3- Control of our vineyard plants in precision viticulture :
The dendrometria. Precision viticulture.
Dendrometria is a technique that measures the contractions and dilations of the trunk of the plant. It allows us to continuously monitor the water reserves in the trunk and diagnose its status and even predict it with the information accumulated from other campaigns.
Remote sensing, satellite images and infrared aerial photography. Precision viticulture.

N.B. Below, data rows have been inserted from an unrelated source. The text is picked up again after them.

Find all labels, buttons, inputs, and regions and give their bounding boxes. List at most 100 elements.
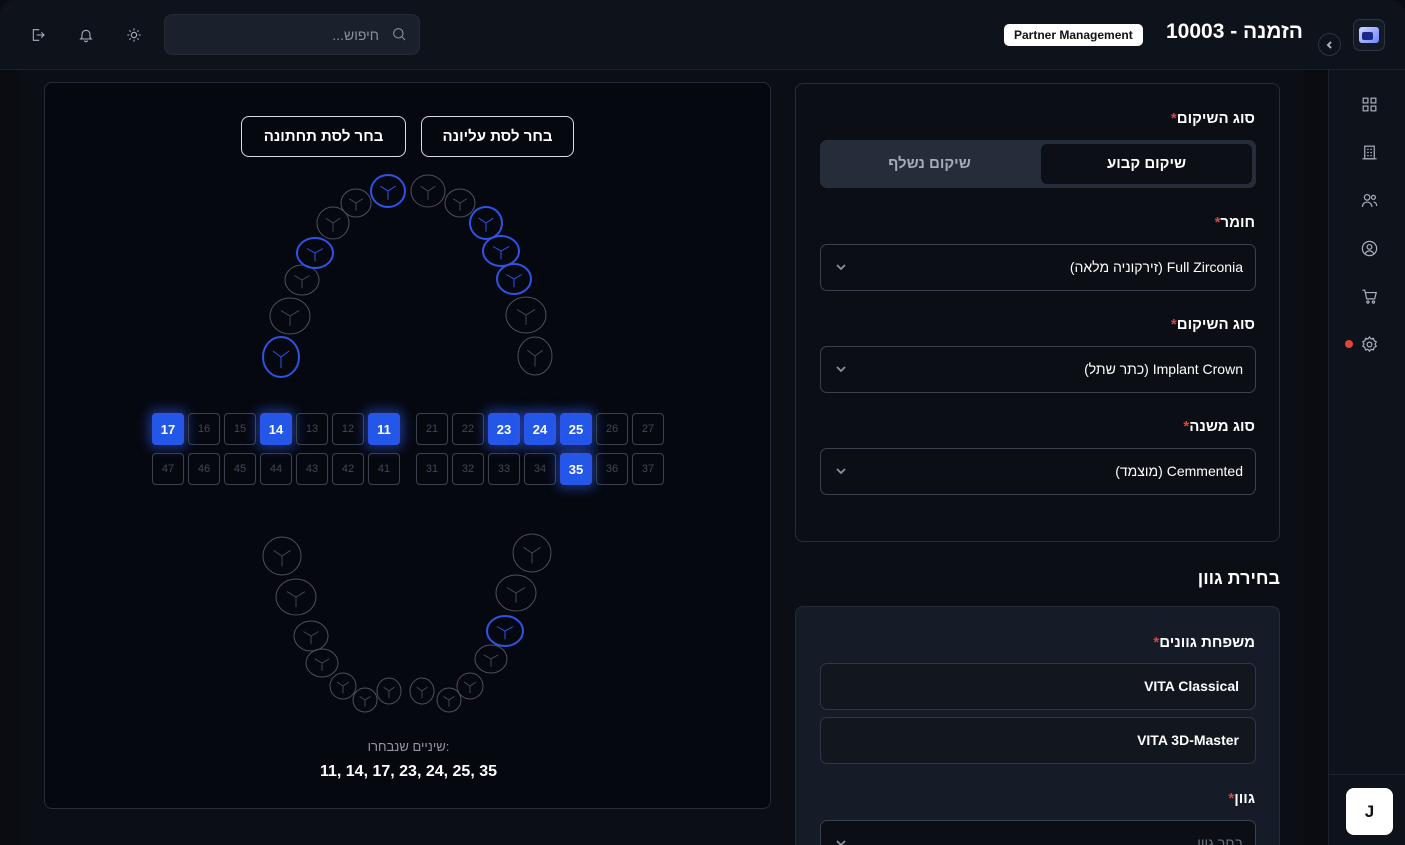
- arch-tooth-33[interactable]: [456, 672, 484, 700]
- dashboard-icon[interactable]: [1356, 91, 1382, 117]
- tooth-22[interactable]: 22: [452, 413, 484, 445]
- tooth-15[interactable]: 15: [224, 413, 256, 445]
- arch-tooth-44[interactable]: [305, 648, 339, 678]
- secondary-type-value: Cemmented (מוצמד): [1115, 463, 1243, 479]
- tooth-12[interactable]: 12: [332, 413, 364, 445]
- arch-tooth-21[interactable]: [410, 174, 446, 208]
- arch-tooth-22[interactable]: [444, 188, 476, 218]
- tooth-37[interactable]: 37: [632, 453, 664, 485]
- tooth-46[interactable]: 46: [188, 453, 220, 485]
- tooth-35[interactable]: 35: [560, 453, 592, 485]
- arch-tooth-26[interactable]: [505, 296, 547, 334]
- arch-tooth-17[interactable]: [262, 336, 300, 378]
- tooth-43[interactable]: 43: [296, 453, 328, 485]
- building-icon[interactable]: [1356, 139, 1382, 165]
- teeth-selection-panel: בחר לסת עליונה בחר לסת תחתונה 17 16 15 14 13…: [44, 82, 771, 809]
- arch-tooth-11[interactable]: [370, 174, 406, 208]
- arch-tooth-45[interactable]: [293, 620, 329, 652]
- restoration-type-toggle: שיקום קבוע שיקום נשלף: [820, 140, 1256, 188]
- collapse-sidebar-button[interactable]: [1318, 33, 1341, 56]
- chevron-left-icon: [1326, 40, 1332, 49]
- user-circle-icon[interactable]: [1356, 235, 1382, 261]
- app-window: Partner Management הזמנה - 10003 J סוג ה…: [0, 0, 1405, 845]
- tooth-23[interactable]: 23: [488, 413, 520, 445]
- arch-tooth-23[interactable]: [469, 206, 503, 240]
- secondary-type-select[interactable]: Cemmented (מוצמד): [820, 448, 1256, 495]
- avatar[interactable]: J: [1346, 788, 1393, 835]
- bell-icon[interactable]: [72, 21, 100, 49]
- chevron-down-icon: [835, 260, 849, 274]
- cart-icon[interactable]: [1356, 283, 1382, 309]
- arch-tooth-35[interactable]: [486, 615, 524, 647]
- chevron-down-icon: [835, 362, 849, 376]
- tooth-27[interactable]: 27: [632, 413, 664, 445]
- chevron-down-icon: [835, 836, 849, 845]
- secondary-type-label: סוג משנה*: [1183, 418, 1255, 435]
- chevron-down-icon: [835, 464, 849, 478]
- tooth-36[interactable]: 36: [596, 453, 628, 485]
- shade-option-vita-3d-master[interactable]: VITA 3D-Master: [820, 717, 1256, 764]
- arch-tooth-34[interactable]: [474, 644, 508, 674]
- restoration-subtype-select[interactable]: Implant Crown (כתר שתל): [820, 346, 1256, 393]
- arch-tooth-25[interactable]: [496, 263, 532, 295]
- partner-badge: Partner Management: [1004, 24, 1143, 46]
- arch-tooth-42[interactable]: [352, 687, 378, 713]
- arch-tooth-31[interactable]: [409, 677, 435, 705]
- arch-tooth-47[interactable]: [262, 536, 302, 576]
- arch-tooth-37[interactable]: [512, 533, 552, 573]
- material-value: Full Zirconia (זירקוניה מלאה): [1069, 259, 1243, 275]
- shade-option-vita-classical[interactable]: VITA Classical: [820, 663, 1256, 710]
- arch-tooth-43[interactable]: [329, 672, 357, 700]
- tooth-16[interactable]: 16: [188, 413, 220, 445]
- tooth-26[interactable]: 26: [596, 413, 628, 445]
- arch-tooth-24[interactable]: [482, 235, 520, 267]
- tooth-32[interactable]: 32: [452, 453, 484, 485]
- tooth-33[interactable]: 33: [488, 453, 520, 485]
- arch-tooth-27[interactable]: [517, 336, 553, 376]
- tooth-13[interactable]: 13: [296, 413, 328, 445]
- arch-tooth-15[interactable]: [284, 264, 320, 296]
- material-select[interactable]: Full Zirconia (זירקוניה מלאה): [820, 244, 1256, 291]
- arch-tooth-36[interactable]: [495, 574, 537, 612]
- arch-tooth-32[interactable]: [436, 687, 462, 713]
- search-icon: [391, 26, 409, 44]
- restoration-subtype-label: סוג השיקום*: [1170, 316, 1255, 333]
- tooth-17[interactable]: 17: [152, 413, 184, 445]
- tooth-44[interactable]: 44: [260, 453, 292, 485]
- tooth-25[interactable]: 25: [560, 413, 592, 445]
- shade-color-label: גוון*: [1228, 790, 1255, 807]
- tooth-42[interactable]: 42: [332, 453, 364, 485]
- tooth-21[interactable]: 21: [416, 413, 448, 445]
- dental-arch-diagram: [262, 174, 553, 713]
- arch-tooth-12[interactable]: [340, 188, 372, 218]
- users-icon[interactable]: [1356, 187, 1382, 213]
- arch-tooth-46[interactable]: [275, 578, 317, 616]
- search-box: [164, 14, 420, 55]
- tooth-47[interactable]: 47: [152, 453, 184, 485]
- tooth-45[interactable]: 45: [224, 453, 256, 485]
- tooth-34[interactable]: 34: [524, 453, 556, 485]
- sun-icon[interactable]: [120, 21, 148, 49]
- app-logo[interactable]: [1353, 19, 1385, 51]
- tooth-24[interactable]: 24: [524, 413, 556, 445]
- shade-color-select[interactable]: בחר גוון: [820, 820, 1256, 845]
- fixed-restoration-tab[interactable]: שיקום קבוע: [1041, 144, 1252, 184]
- tooth-31[interactable]: 31: [416, 453, 448, 485]
- logout-icon[interactable]: [24, 21, 52, 49]
- selected-teeth-label: שיניים שנבחרו:: [367, 739, 450, 754]
- gear-icon[interactable]: [1356, 331, 1382, 357]
- arch-tooth-16[interactable]: [269, 297, 311, 335]
- arch-tooth-41[interactable]: [376, 677, 402, 705]
- shade-color-placeholder: בחר גוון: [1197, 835, 1243, 845]
- removable-restoration-tab[interactable]: שיקום נשלף: [824, 144, 1035, 184]
- shade-family-label: משפחת גוונים*: [1153, 634, 1255, 651]
- restoration-type-label: סוג השיקום*: [1170, 110, 1255, 127]
- arch-tooth-14[interactable]: [296, 237, 334, 269]
- tooth-41[interactable]: 41: [368, 453, 400, 485]
- search-input[interactable]: [179, 15, 379, 54]
- restoration-subtype-value: Implant Crown (כתר שתל): [1084, 361, 1243, 377]
- tooth-14[interactable]: 14: [260, 413, 292, 445]
- tooth-11[interactable]: 11: [368, 413, 400, 445]
- shade-section-title: בחירת גוון: [1197, 568, 1280, 588]
- selected-teeth-list: 11, 14, 17, 23, 24, 25, 35: [319, 763, 498, 780]
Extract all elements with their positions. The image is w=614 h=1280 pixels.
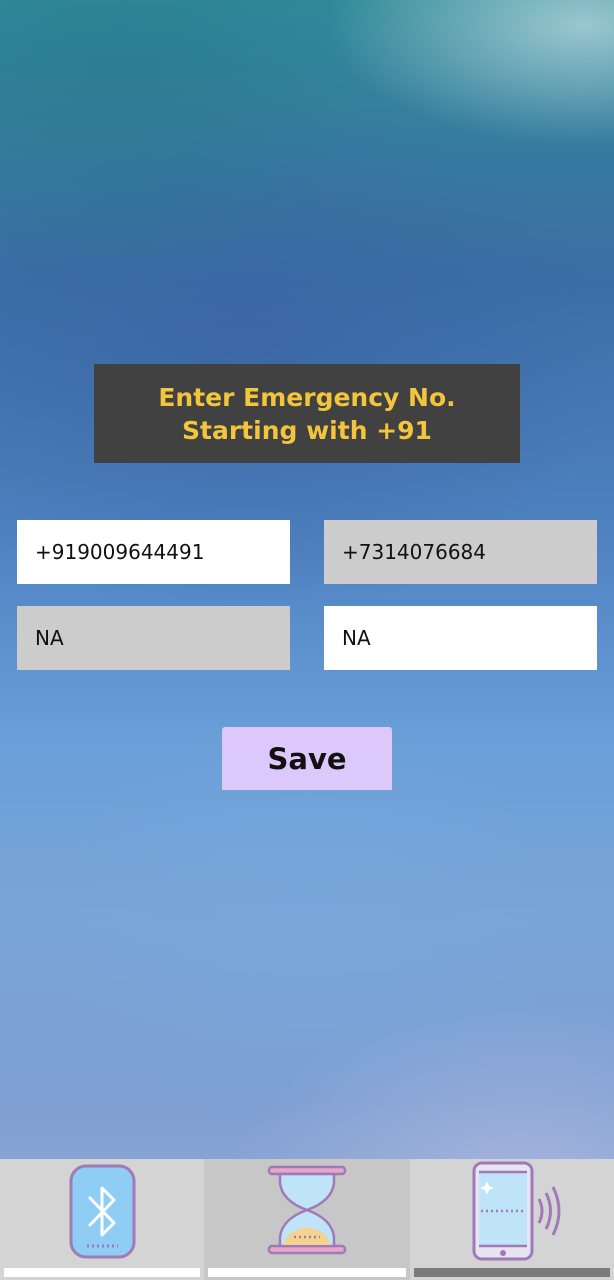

With these technologies, heat maps can be made, which show us the state of the vine and the vigor of the plants. They are also used to calculate the vegetation indices of which we spoke at the beginning. With this tool you can obtain the spatial distribution of the needs of the vine and the needs of fertilizers to be used depending on the type of soil and the cycle of the vine.
All these data obtained, and with the appropriate computer program (GIS programs), will generate a database (historical) and will help us to make decisions (predictive) for the optimization of the cultivation of the vine based on real data. In this way, quality and quantity is possible.
7- Reflections on precision viticulture.
Unfortunately in Spain, despite having the largest vineyard area in the world, we are not up to par in the development of technology suitable for viticulture. All the techniques previously described come from the viticulture of the USA or Australia. In Spain we simply dedicate ourselves to applying the technologies developed by others, so we are always one step behind.
Fortunately, and as the new technologies sector is growing rapidly, in Spain we already have some companies that are dedicated to the subject of precision viticulture, not only for large farms, but also for small winegrowers.